All of this leaves me with a million questions about the subject of advocacy in occupational therapy, but I have managed to whittle them down to the following:


  1. What is your understanding of the meaning of advocacy in occupational therapy? Is it a core function of what we do as occupational therapists? 
  2. Can you share any specific matters related to your current practice that you feel would benefit from advocacy (eg. client groups, condition awareness, practice areas)?
  3. In what ways do we currently engage in advocacy as occupational therapists? Do we have the adequate tools to support us in effectively advocating for matters related to occupational justice?
  4. What are the challenges or barriers faced when advocating for others or ourselves? How might we overcome them?
  5. Can you share any past or present experiences of successfully, or unsuccessfully, advocating for a matter? Or experiences of a current advocacy journey?


American Occupational Therapy Association. 2020. Occupational Therapy Practice Framework: Domain and Process- Fourth Edition. The American Journal of Occupational Therapy 74(s2), pp. 1-87.

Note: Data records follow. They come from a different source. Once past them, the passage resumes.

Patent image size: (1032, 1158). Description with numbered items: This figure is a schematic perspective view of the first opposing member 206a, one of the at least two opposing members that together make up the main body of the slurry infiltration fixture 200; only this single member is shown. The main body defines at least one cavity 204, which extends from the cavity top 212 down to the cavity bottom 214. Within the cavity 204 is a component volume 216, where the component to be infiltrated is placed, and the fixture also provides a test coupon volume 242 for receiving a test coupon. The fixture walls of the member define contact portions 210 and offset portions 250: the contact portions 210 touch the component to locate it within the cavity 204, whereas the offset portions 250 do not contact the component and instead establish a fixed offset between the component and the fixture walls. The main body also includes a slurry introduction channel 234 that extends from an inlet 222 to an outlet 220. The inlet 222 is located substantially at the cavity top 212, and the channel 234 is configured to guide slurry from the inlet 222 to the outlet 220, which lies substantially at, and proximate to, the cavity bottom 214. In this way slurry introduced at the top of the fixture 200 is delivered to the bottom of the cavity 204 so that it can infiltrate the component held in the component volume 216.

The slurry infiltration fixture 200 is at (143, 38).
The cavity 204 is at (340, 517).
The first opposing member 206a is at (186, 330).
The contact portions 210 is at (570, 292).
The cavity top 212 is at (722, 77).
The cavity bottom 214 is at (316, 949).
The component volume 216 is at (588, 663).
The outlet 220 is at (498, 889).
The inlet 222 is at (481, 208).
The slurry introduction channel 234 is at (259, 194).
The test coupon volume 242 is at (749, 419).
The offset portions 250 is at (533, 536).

Dhillon, S.K. et al. 2010. Advocacy in occupational therapy: Exploring clinicians’ reasons and experiences of advocacy. Canadian Journal of Occupational Therapy 77(4), pp.241-248.

Kirsh, B.H. 2015. Transforming values into action: Advocacy as a professional imperative. Canadian Journal of Occupational Therapy 82(4), pp.212-223.

Royal College of Occupational Therapists. [No date]. Available at: https://www.rcot.co.uk/equality-diversity-and-inclusion [Accessed: 11th April 2021].

Stover, A.D. 2016. Client-centered advocacy: Every occupational therapy practitioner’s responsibility to understand medical necessity. American Journal of Occupational Therapy 70(5), pp.1-6.